Norbert und ich sind schon vorab vom Konzept begeistert und können es kaum erwarten, bei diesen netten Lauf dabei zu sein. Wie angekündigt gibt es genügend Parkplätze bei der Urwaldscheune Neuhaus mit Zentrum für Wildnis und Waldkultur des NABU. Die Startnummer und einen Stoffbeutel bekommt man drinnen. Auf dem großen Vorplatz ist das Starttor mit Zeitmessung im abgesperrten Laufkanal bereits aufgebaut. Daneben sind die Helfer dabei die Verpflegung vorzubereiten. Ich sehe Schmalzbrot, diverses Obst, Studentenfutter, Salzbrezeln und Honigkuchen. Wir haben die obligatorischen Becher zu Hause vergessen. Bereitwillig wird uns mit einem Kunststoffbecher ausgeholfen, der mit der Startnummer beschriftet wird.
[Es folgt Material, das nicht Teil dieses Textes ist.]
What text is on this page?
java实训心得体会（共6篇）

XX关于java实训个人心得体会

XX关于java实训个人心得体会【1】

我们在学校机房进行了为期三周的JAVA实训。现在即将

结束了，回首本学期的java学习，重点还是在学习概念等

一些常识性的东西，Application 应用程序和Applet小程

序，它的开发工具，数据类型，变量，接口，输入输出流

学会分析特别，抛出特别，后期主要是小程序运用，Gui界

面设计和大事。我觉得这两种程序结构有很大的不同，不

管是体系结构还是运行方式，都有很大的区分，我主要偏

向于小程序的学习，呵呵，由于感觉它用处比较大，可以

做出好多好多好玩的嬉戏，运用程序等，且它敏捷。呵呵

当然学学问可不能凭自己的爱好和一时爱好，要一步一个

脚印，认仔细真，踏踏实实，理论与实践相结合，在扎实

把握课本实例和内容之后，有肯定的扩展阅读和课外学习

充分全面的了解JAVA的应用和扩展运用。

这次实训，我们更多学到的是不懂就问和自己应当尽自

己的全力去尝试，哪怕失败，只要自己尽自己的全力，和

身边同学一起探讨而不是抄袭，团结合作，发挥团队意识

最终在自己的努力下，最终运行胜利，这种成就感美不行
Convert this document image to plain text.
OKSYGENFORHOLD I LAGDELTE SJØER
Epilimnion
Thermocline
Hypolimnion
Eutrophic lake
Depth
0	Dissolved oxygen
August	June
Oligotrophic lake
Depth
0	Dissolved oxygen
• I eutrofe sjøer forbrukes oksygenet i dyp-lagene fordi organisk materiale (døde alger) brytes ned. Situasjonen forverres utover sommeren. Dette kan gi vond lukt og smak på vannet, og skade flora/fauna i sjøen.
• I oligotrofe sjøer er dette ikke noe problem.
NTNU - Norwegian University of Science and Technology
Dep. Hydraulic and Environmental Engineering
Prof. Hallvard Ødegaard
Kurz vor 10 Uhr ruft Hendrik Dörr, offizieller Ansprechpartner des Laufs, zum Briefing. Danach eröffnet der jüngste Läufer Liam (ich schätze mal, er ist noch keine 6 Jahre alt) unter dem Applaus der Zuschauer mit einer kleinen Runde das Event. Punkt 10 erfolgt dann der offizielle Startschuss.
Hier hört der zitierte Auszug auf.